X. Station Jesus wird seiner Kleider beraubt

Der Herr hat GoIgotha erreicht. Sie geben Ihm etwas Wein zu trinken, mit Galle vermischt; das soll Ihn ein wenig betäuben und die Qualen der Kreuzigung lindern. Jesus kostet davon und dankt so für den kleinen Liebesdienst, will aber nicht trinken (vgl. Mt 27,34). In der vollkommenen Freiheit der Liebe will Er den Tod erleiden.

Dann berauben Ihn die Soldaten seiner Kleider.

Vom Fuß bis zum Scheitel ist nichts daran heil - nur Beulen, Striemen und frische Wunden. Man hat sie nicht ausgedrückt, nicht verbunden, nicht gelindert mit Öl (Is 1,6).

Die Henker nehmen seine Kleider an sich und teilen sie zu viert unter sich. Da das Obergewand aus einem Stück gewebt ist, sagen sie:

Wir wollen es nicht zerschneiden, sondern darum losen, wem es gehören soll (Joh 19,24).

Und wiederum geht ein Wort der Heiligen Schrift in Erfüllung: Sie teilen meine Kleider unter sich und werfen um mein Gewand das Los (Ps 21,19).

Ganz entblößt ist nun der Herr, von allem gänzlich entäußert, in vollkommenster Armut. Nur das Kreuz ist sein eigen.

Christus ist der Weg, um zu Gott zu gelangen aber der Christus am Kreuz. Und um das Kreuz zu besteigen, muß das Herz frei sein, losgelöst vom Irdischen.

Worte zur Betrachtung

1. Auf dem Weg vom Prätorium nach Golgotha sind die Schmähungen der wütenden Menge, die Roheiten der Soldaten, der Hohn der Hohenpriester über Jesus niedergegangen… Spott und Lästerungen… Er beklagt sich nicht, Er lehnt sich nicht auf, nicht einmal, als man Ihm seine Kleider erbarmungslos vom Leibe reißt.

Erst jetzt wird mir klar, wie gedankenlos ich mich oft zu entschuldigen suche, und wieviel leere Worte ich mache. Ein fester Vorsatz: für den Herrn arbeiten und leiden - aber schweigend.

2. Der von Wunden bedeckte Körper Jesu: wahrhaftig ein Schaubild aller Schmerzen…

Und ich erkenne in Ihm mein Gegenbild: wieviel Bequemlichkeit und Leichtsinn, wieviel Nachlässigkeit und Berechnung… Und dazu dies falsche Mitleid gegen mein Fleisch.

Gewähre mir, Herr, in der Kraft Deines Leidens und Deines Kreuzes, daß ich meine Sinne im Zaum halte und alles aus dem Weg räume, was mich von Dir fernhält!

3. Du wirst leicht mutlos?
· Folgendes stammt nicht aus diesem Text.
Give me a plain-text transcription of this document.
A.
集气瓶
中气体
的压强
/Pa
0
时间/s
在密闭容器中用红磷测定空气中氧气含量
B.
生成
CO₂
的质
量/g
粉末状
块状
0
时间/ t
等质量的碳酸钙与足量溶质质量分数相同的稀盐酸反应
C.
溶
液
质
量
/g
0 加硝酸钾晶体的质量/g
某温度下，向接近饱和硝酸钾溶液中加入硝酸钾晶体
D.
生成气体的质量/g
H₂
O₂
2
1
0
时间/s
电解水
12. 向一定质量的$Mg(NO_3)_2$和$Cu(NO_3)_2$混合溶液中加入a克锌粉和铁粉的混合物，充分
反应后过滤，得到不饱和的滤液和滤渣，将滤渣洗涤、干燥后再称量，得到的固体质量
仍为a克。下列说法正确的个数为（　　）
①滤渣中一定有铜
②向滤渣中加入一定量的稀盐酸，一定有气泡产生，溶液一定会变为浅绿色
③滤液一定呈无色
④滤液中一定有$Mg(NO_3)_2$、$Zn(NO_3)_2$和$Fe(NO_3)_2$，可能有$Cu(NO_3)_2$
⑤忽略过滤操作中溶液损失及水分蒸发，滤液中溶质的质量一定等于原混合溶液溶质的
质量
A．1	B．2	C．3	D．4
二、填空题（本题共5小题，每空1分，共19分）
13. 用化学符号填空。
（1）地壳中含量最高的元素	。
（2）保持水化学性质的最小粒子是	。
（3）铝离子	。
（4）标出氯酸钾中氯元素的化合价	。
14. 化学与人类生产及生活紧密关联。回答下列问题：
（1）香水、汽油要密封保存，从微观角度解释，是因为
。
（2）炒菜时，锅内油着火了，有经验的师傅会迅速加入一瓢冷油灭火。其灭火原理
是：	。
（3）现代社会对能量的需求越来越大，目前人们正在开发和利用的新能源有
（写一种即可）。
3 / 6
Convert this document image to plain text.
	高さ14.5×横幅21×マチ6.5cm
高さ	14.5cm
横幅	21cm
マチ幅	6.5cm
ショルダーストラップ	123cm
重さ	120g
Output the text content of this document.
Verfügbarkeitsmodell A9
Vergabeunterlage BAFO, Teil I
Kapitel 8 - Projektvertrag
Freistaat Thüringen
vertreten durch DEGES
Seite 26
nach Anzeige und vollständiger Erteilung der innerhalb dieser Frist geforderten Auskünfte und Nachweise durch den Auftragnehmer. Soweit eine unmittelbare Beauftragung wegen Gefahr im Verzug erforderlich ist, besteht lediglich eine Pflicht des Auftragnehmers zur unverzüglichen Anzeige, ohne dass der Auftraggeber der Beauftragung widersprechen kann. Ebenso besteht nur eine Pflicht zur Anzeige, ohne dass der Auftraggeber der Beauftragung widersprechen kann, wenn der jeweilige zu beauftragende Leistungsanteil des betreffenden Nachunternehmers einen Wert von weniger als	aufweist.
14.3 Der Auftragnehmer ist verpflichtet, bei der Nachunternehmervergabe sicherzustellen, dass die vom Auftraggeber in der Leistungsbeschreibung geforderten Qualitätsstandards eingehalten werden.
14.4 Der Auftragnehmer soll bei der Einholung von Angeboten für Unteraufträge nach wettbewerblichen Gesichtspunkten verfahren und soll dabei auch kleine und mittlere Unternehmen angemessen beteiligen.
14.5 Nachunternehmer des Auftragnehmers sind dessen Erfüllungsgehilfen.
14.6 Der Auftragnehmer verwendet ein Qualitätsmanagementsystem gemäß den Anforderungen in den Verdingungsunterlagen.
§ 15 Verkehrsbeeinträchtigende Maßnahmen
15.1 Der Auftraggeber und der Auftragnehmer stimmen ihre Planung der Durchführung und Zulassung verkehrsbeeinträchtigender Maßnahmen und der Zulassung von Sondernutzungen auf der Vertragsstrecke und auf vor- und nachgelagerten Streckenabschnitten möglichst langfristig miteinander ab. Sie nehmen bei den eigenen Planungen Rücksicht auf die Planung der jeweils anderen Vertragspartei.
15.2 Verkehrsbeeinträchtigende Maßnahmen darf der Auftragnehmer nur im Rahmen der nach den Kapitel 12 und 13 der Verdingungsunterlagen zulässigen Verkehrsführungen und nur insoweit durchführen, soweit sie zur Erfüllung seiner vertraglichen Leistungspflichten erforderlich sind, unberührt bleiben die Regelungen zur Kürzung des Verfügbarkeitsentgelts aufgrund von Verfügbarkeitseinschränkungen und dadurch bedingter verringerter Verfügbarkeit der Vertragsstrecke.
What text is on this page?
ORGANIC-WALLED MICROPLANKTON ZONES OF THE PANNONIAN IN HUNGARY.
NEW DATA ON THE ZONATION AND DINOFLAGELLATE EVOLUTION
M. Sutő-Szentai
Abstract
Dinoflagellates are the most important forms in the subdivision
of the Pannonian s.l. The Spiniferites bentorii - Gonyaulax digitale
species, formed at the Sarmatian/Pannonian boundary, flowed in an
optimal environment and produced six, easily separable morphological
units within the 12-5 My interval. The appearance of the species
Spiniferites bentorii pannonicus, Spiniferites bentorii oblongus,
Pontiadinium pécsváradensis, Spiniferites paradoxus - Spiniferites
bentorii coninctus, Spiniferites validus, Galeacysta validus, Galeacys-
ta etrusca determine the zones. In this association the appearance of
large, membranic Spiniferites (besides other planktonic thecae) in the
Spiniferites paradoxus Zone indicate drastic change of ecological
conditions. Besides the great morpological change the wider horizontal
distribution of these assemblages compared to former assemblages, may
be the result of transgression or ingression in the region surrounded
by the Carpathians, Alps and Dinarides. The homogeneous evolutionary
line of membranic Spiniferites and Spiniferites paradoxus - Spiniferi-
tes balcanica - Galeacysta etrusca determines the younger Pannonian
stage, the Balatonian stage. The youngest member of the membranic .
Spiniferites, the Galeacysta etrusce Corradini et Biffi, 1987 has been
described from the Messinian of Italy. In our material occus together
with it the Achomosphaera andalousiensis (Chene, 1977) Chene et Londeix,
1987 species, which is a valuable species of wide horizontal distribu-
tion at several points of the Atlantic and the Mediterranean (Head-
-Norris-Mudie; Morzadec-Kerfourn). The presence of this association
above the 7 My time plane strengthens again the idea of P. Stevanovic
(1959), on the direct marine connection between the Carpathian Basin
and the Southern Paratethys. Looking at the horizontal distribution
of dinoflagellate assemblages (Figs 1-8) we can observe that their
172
Ich sage dir ein Wort des Trostes: Wer tut, was immer in seinen Kräften steht, dem versagt Gott seine Gnade nicht. Der Herr ist Vater. Und ruft eines seiner Kinder Ihn in der Stille des Herzens: Du mein Vater im Himmel, da bin ich, hilf mir…, und sucht es Zuflucht bei der Mutter Gottes, die unser aller Mutter ist, dann kommt es voran.

Aber Gott stellt Forderungen an uns. Er bittet uns um wirkliche Liebe; Er will keine Verräter. Es geht um unsere Treue in einem übernatürlichen Kampf, der unser Glück auf Erden ausmacht durch das Opfer.

4. Die wirklichen Hindernisse, die dich von Christus trennen - der Hochmut, die Sinnlichkeit… - lassen sich durch Gebet und Buße überwinden. Gebet und Abtötung, das bedeutet auch Sorge für andere tragen und sich selbst vergessen. Wenn du danach lebst, wirst du sehen, wie die meisten Widerwärtigkeiten verschwinden, die dich jetzt bedrängen.

5. Wenn wir darum ringen, wirklich ipse Christus, Christus selbst zu sein, dann verweben sich Menschliches und Göttliches in unserem Leben. Und alle unsere Anstrengungen - selbst die ganz unbedeutenden - gewinnen eine Dimension des Ewigen, weil sie sich mit dem Opfer Christi am Kreuz vereinen.